Hi Baby Loves –
It’s midterm week for me -_- which means this will most likely be the last you hear of me until Friday when the stress is over.
Here are a few tasty recipes to tide you over in my absence.
Pear and Cheese Panini (serves 4)
Ingredients: – 2 t fresh, grated ginger
– 8 slices whole-wheat sourdough bread, 1/2″ thick
– 4 oz blue cheese
– 1 pear, cored and sliced
– 1 c baby arugula
– cooking spray/butter/what have you
Directions: – Rub ginger across one side of every bread slice
– Sprinkle 4 T cheese over 4 slices
– Top with pear slices, arugula, more cheese and other slice
– Spray grill pan, set medium-high heat, place sandwiches (however many will fit), cover with parchment and place large skillet on top to press
– Cook until grille marks appear, 1-2 minutes
– Flip sandwiches, cover, press for another 1-2 minutes, eat!

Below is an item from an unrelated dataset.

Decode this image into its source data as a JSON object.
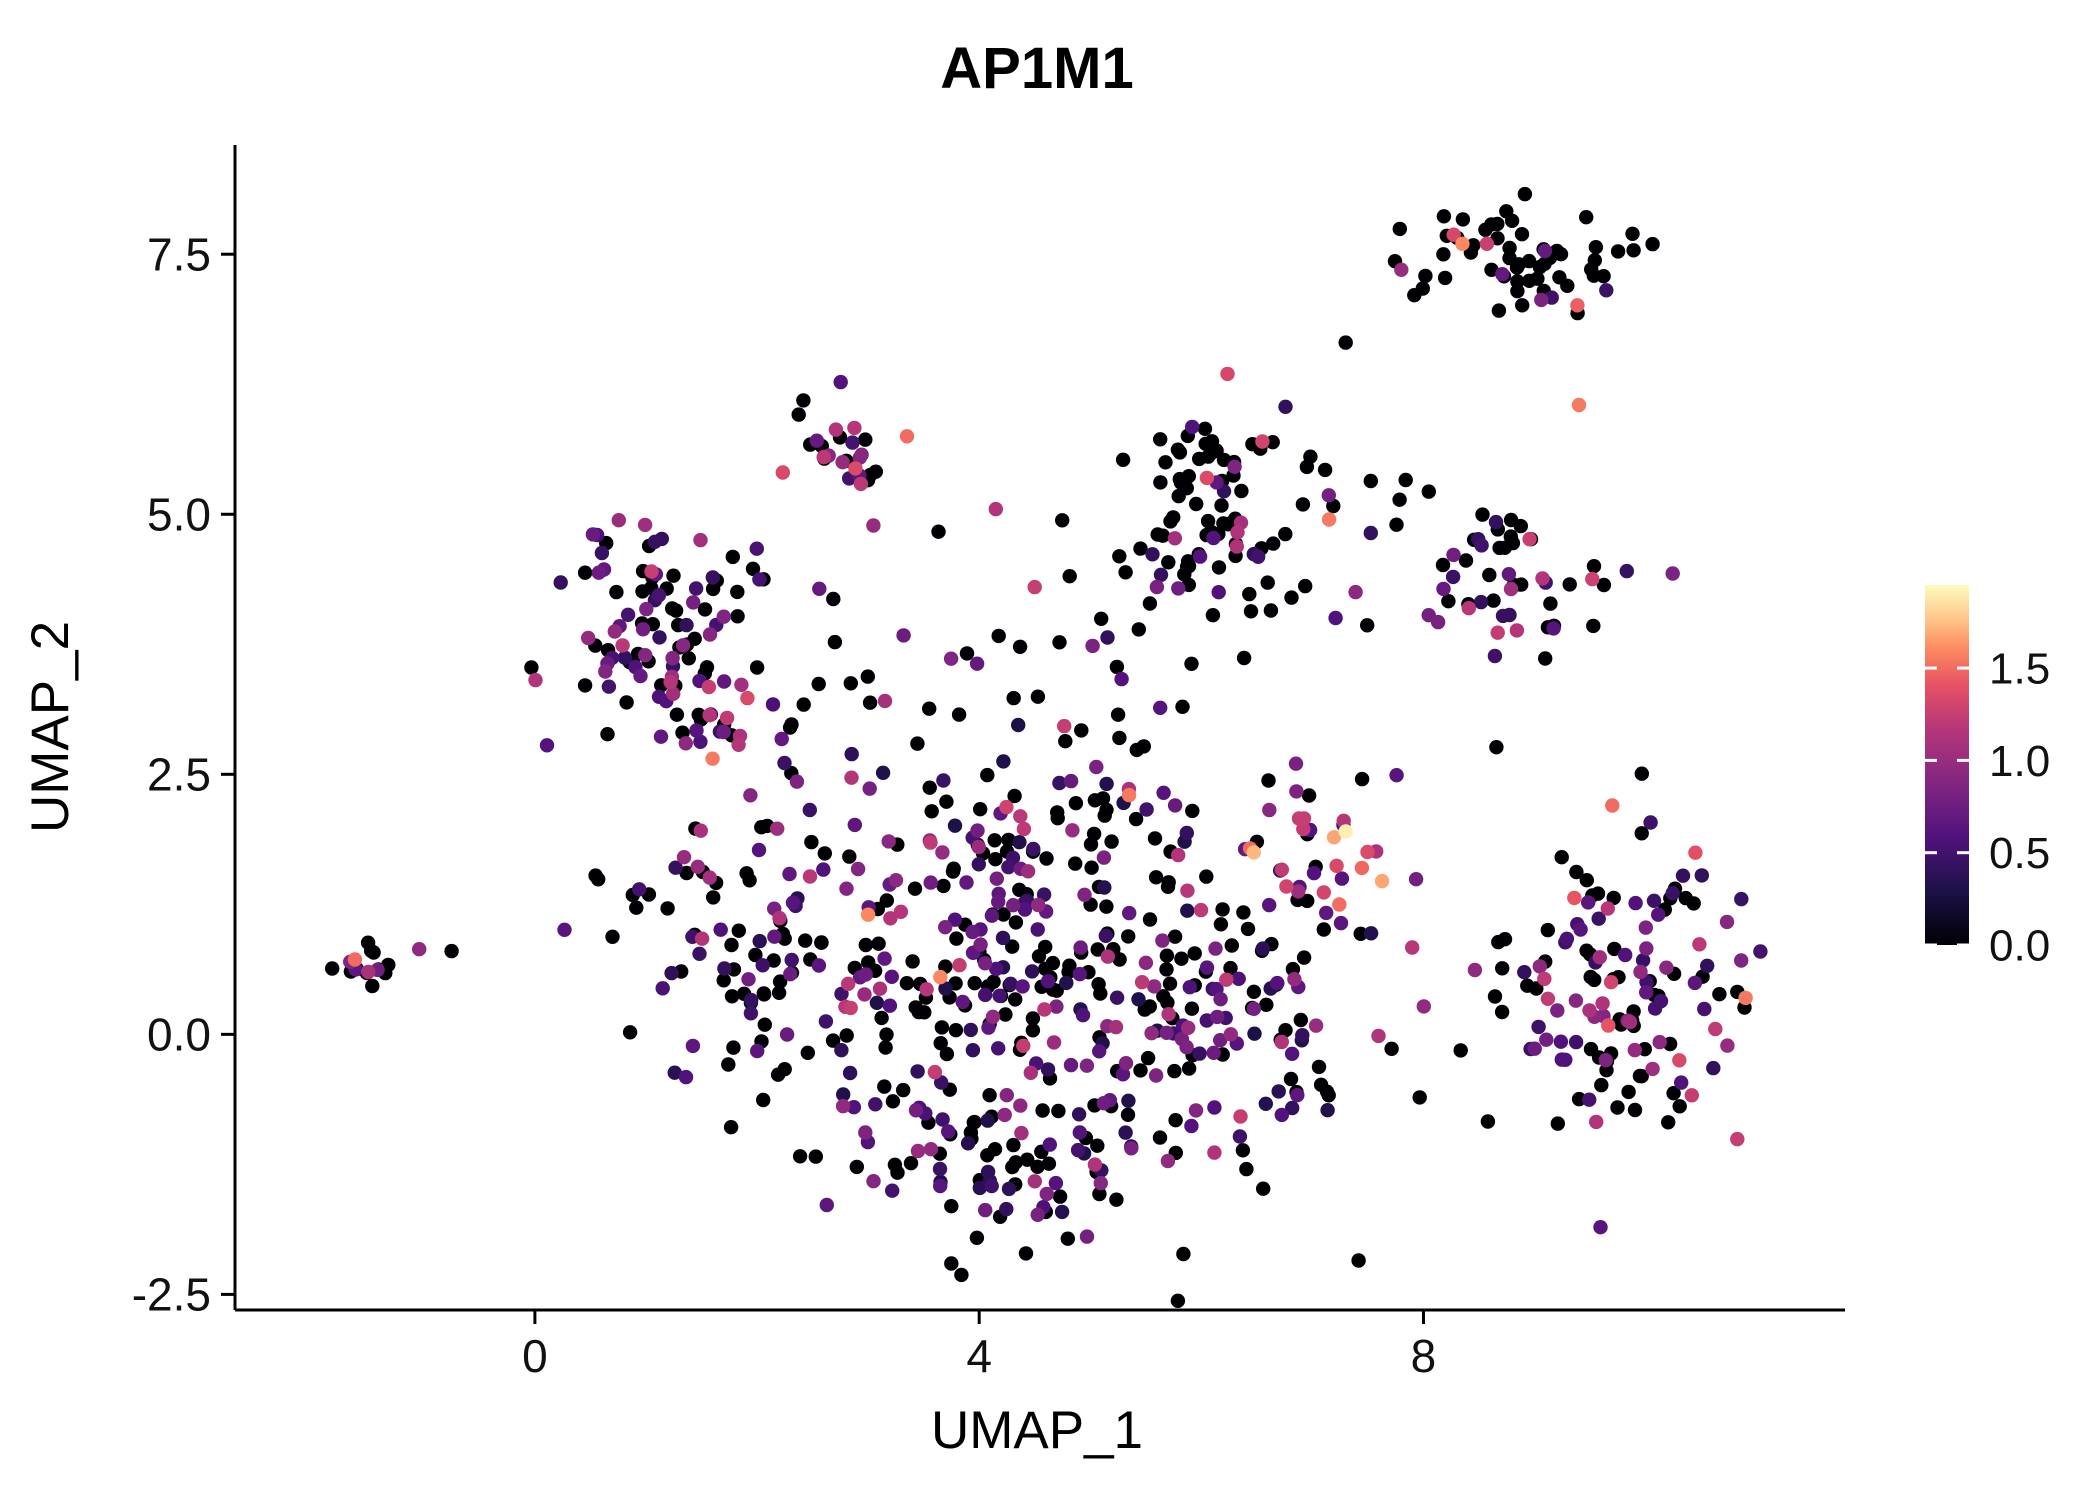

Health Facts: Per sandwich, 310 calories, 11 g fat (5g sat), 38 g carbs, 9g sugar, 700mg sodium, 5g fiber, 12g protein
This one is simple. Blend together: 1 pear (cored, cut), 2 c milk of choice, 2 c baby spinach, 2 t lemon juice, 1t grated fresh ginger, 1/4 t ground cardamom. Serves 2!
Poached Pears (serves 4)
Boil: 1.5 c white wine, 1.5 c water, 1/4 c sugar, 8 slices fresh ginger, 8 cloves, 1 cinnamon stick. Reduce heat to medium-low and add 2 pears (peeled, halved, cored). Cover and simmer for 25-30 minutes. Remove pears and cover with foil. Strain liquid and boil until reduced, 20 minutes. Spoon syrup and 2T chopped crystallized ginger over the pears.
Combine 2 c whole-wheat flour and 1T baking powder. In a large bowl, whisk 1 c plain yogurt, 1/3 c brown sugar, 1/3 c veggie oil, 2 eggs, and 1T grated ginger. Stir into flour. Fold in 1 1/2 c shredded pears and 1/4 c diced crystallized ginger. Pour into tins, make at 400 F for 18-20 minutes. Makes 12 muffins.